J Biol Chem. 1999 Jun 11;274(24):16677-80. doi: 10.1074/jbc.274.24.16677.
The mammalian GTP-binding protein GSPT, whose carboxyl-terminal sequence is homologous to the eukaryotic elongation factor EF1alpha, binds to the polypeptide chain releasing factor eRF1 to function as eRF3 in the translation termination. The amino-terminal domain of GSPT was, however, not required for the binding. Search for other GSPT-binding proteins in yeast two-hybrid screening system resulted in the identification of a cDNA encoding polyadenylate-binding protein (PABP), whose amino terminus is associating with the poly(A) tail of mRNAs presumably for their stabilization. The interaction appeared to be mediated through the carboxyl-terminal domain of PABP and the amino-terminal region of GSPT. Interestingly, multimerization of PABP with poly(A), which is ascribed to the action of its carboxyl-terminal domain, was completely inhibited by the interaction with the amino-terminal domain of GSPT. These results indicate that GSPT/eRF3 may play important roles not only in the termination of protein synthesis but also in the regulation of mRNA stability.
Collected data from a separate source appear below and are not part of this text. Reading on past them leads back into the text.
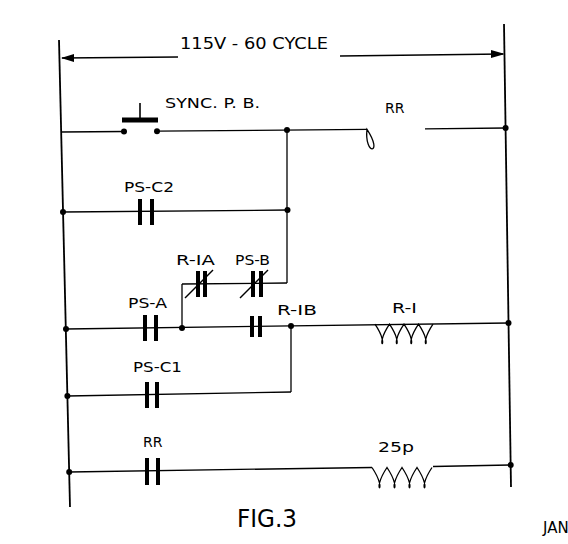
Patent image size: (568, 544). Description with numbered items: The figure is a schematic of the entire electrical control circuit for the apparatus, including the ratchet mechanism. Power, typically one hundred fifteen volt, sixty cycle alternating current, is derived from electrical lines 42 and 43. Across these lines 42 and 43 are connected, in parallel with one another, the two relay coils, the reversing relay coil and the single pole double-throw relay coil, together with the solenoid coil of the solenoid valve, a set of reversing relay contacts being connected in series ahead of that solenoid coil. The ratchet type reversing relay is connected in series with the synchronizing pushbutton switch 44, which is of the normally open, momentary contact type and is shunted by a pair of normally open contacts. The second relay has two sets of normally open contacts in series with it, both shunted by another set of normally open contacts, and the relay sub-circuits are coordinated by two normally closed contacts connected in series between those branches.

The electrical line 42 is at (58, 50).
The electrical line 43 is at (503, 44).
The synchronizing pushbutton switch 44 is at (131, 116).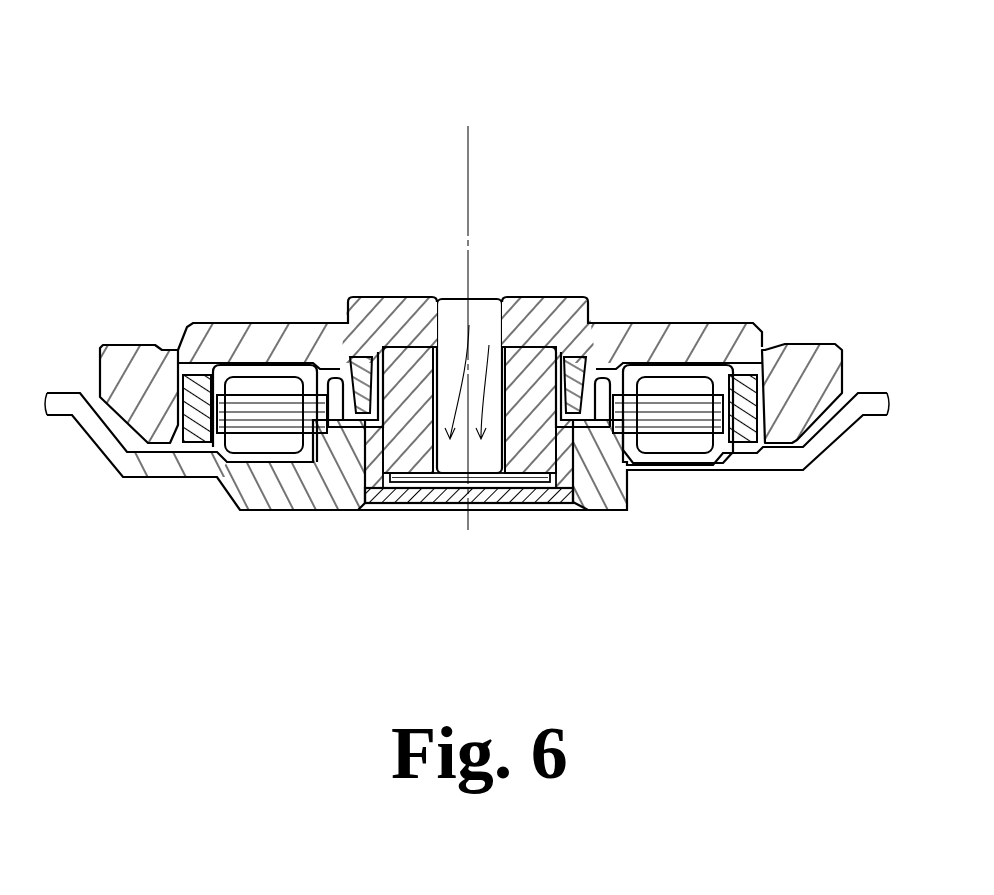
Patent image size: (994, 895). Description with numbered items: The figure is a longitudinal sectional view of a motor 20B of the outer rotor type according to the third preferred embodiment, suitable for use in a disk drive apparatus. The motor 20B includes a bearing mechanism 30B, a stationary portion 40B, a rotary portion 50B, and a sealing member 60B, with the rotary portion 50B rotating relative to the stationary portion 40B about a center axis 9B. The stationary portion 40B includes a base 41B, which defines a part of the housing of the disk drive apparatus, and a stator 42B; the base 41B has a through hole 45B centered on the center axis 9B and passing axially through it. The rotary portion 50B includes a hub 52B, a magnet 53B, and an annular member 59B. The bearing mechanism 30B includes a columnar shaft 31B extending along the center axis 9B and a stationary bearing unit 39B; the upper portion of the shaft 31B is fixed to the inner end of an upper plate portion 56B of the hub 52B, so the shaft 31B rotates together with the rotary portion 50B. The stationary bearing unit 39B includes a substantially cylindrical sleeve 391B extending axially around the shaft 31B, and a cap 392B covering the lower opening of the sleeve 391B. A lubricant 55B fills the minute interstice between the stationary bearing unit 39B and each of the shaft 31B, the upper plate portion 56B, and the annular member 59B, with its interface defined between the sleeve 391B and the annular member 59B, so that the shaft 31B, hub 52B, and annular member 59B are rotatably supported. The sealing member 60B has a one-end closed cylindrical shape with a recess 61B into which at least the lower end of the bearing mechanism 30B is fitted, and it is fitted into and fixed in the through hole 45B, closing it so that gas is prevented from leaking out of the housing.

The motor 20B is at (528, 130).
The center axis 9B is at (468, 148).
The upper plate portion 56B is at (381, 308).
The rotary portion 50B is at (282, 218).
The hub 52B is at (251, 337).
The magnet 53B is at (194, 375).
The annular member 59B is at (362, 356).
The stationary portion 40B is at (820, 235).
The base 41B is at (740, 462).
The stator 42B is at (678, 392).
The bearing mechanism 30B is at (553, 638).
The stationary bearing unit 39B is at (488, 599).
The sleeve 391B is at (388, 462).
The cap 392B is at (420, 482).
The shaft 31B is at (483, 478).
The sealing member 60B is at (560, 513).
The lubricant 55B is at (400, 362).
The recess 61B is at (489, 345).
The through hole 45B is at (510, 347).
Thus, the present study is the first report showing that GSPT/eRF3 carries the translation termination signal to 3'-poly(A) tail ubiquitously present in eukaryotic mRNAs.
哺乳动物的GTP结合蛋白GSPT,其羧基末端序列与真核延伸因子EF1α同源,它与多肽链释放因子eRF1结合,在翻译终止过程中发挥eRF3的作用。然而,GSPT的氨基末端结构域对于这种结合并非必需。在酵母双杂交筛选系统中寻找其他与GSPT结合的蛋白,结果鉴定出一个编码聚腺苷酸结合蛋白(PABP)的cDNA,其氨基末端与mRNA的聚(A)尾结合,可能是为了稳定mRNA。这种相互作用似乎是通过PABP的羧基末端结构域和GSPT的氨基末端区域介导的。有趣的是,PABP与聚(A)的多聚化(归因于其羧基末端结构域的作用)被与GSPT氨基末端结构域的相互作用完全抑制。这些结果表明,GSPT/eRF3可能不仅在蛋白质合成终止中发挥重要作用,还在mRNA稳定性的调节中发挥作用。因此,本研究是首次报道表明GSPT/eRF3将翻译终止信号传递给真核mRNA中普遍存在的3'-聚(A)尾。